When midnight passed and Grandpa Al made giant banana-split Sundays for us, I figured this was standard NYE tradition. My mom must have been diving into a giant scoop of strawberry ice cream covered in hot fudge too, as well as little boys and girls and everyone else all over the world.

I don’t really remember the next few years, but middle school and early high school meant spending my (then) favorite holiday with my ‘family’. I was not, in fact, related to these people. Instead, my fake ‘aunts’ and ‘uncles’, aka faunts and funcles, consisting of my parents’ friends from high school and college. My fousins were their children, although closer in age and relationship to me than any of my real ones.

My godparents often threw these parties, and it was perfect. All the parents would hang out to eat and drink for hours in the dining room. We kids would basically do whatever the hell we wanted. Which included such memorable moments as:

1. Getting one fousin to eat all my godfather’s live goldfish.

2. Watching What About Bob? three times in one night.

3. Stealing a bottle of champagne and not being able to do anything with it since no one
knew how the hell to open the damn thing.

4. Getting my dad to do an impression of Rick James.

The next great - and probably last - New Year’s Eve was spent in a bunch of hotel suites in White Plains. It was also the big 99 to 00 switch. No one knew what to do, and last minute, a bunch of us decided to just get some hotel rooms. It was freshman year of college, and since we were all used to enjoying the generally unsupervised high life on our parents’ dollar for the past four months, having to worry about house parties or not getting into bars seemed ridiculous. This was the next best thing.

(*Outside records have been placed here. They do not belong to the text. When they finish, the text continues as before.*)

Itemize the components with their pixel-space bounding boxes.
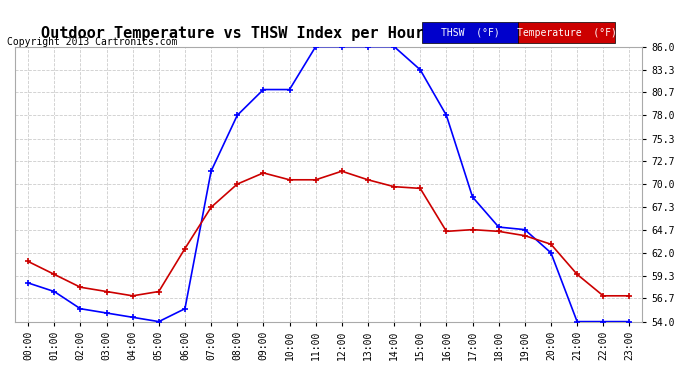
Text: THSW  (°F): THSW (°F) bbox=[441, 27, 500, 38]
Title: Outdoor Temperature vs THSW Index per Hour (24 Hours)  20130613: Outdoor Temperature vs THSW Index per Ho… bbox=[41, 26, 616, 41]
Text: Temperature  (°F): Temperature (°F) bbox=[517, 27, 616, 38]
Text: Copyright 2013 Cartronics.com: Copyright 2013 Cartronics.com bbox=[7, 37, 177, 47]
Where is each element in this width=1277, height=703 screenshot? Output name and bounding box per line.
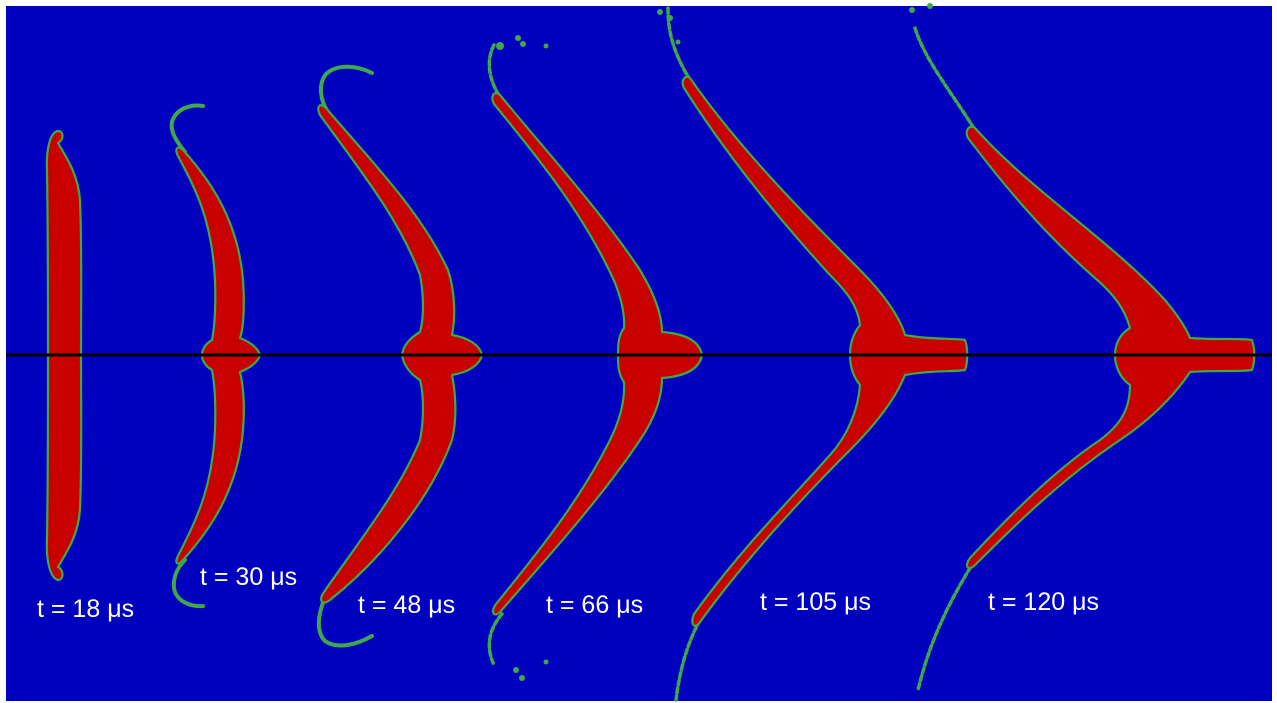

We were all there; Madonna, Westchester, H.F.T., The One, Mico and Flower, as well as thirty or so other friends from high school. Other kids had the same idea, and the place was basically transformed into a dorm for the night. If the world was going to come to an end, at least I’d be going down with people who knew me best.

I think that was kind of the high point. The next few years are relatively unmemorable. Then just plain bad.

First year out of college, my boyfriend at the time passed out before midnight. I was so pissed I almost broke up with him right then and there.

By the next year we were broken up, and being it was a relatively fresh wound, I spent it hysterical and not nearly intoxicated enough.

Last year, a huge party led to a possible roofies incident, a massive couple’s fight, and several falls on the cold marble floor of a giant church that was rented out for the night. I put myself to bed by 1 am.

Which brings us to this year. And the inevitable, oh my god, what are we going to do, it’s going to be soooo fun has turned into, seriously, what couch can I park myself on, drink straight from the bottle, and wear my favorite sweatpants?. And it’s not just me having these sentiments. It seems to be pretty much everyone has had one too many NYE let downs and wants to just throw in the towel.
Life Lesson #41: I used to love New Year’s Eve. Because it was impromptu, silly, no unnecessary need to make sure everything turned out awesome. Huge plans weren’t made and massive parties were not orchestrated. It was just people getting together to have a good time, enjoy each other’s company, and maybe pull some pranks on one another.

So this year, I think I’m going to join Liberace at a low key party. No expectations for a brilliant evening or the best night of the year. What I might do, however, is put on a hot pink cone-shaped party hat with glitter all over it and tie Liberace up in a long piece of silver streamer. That just might ensure a successful evening.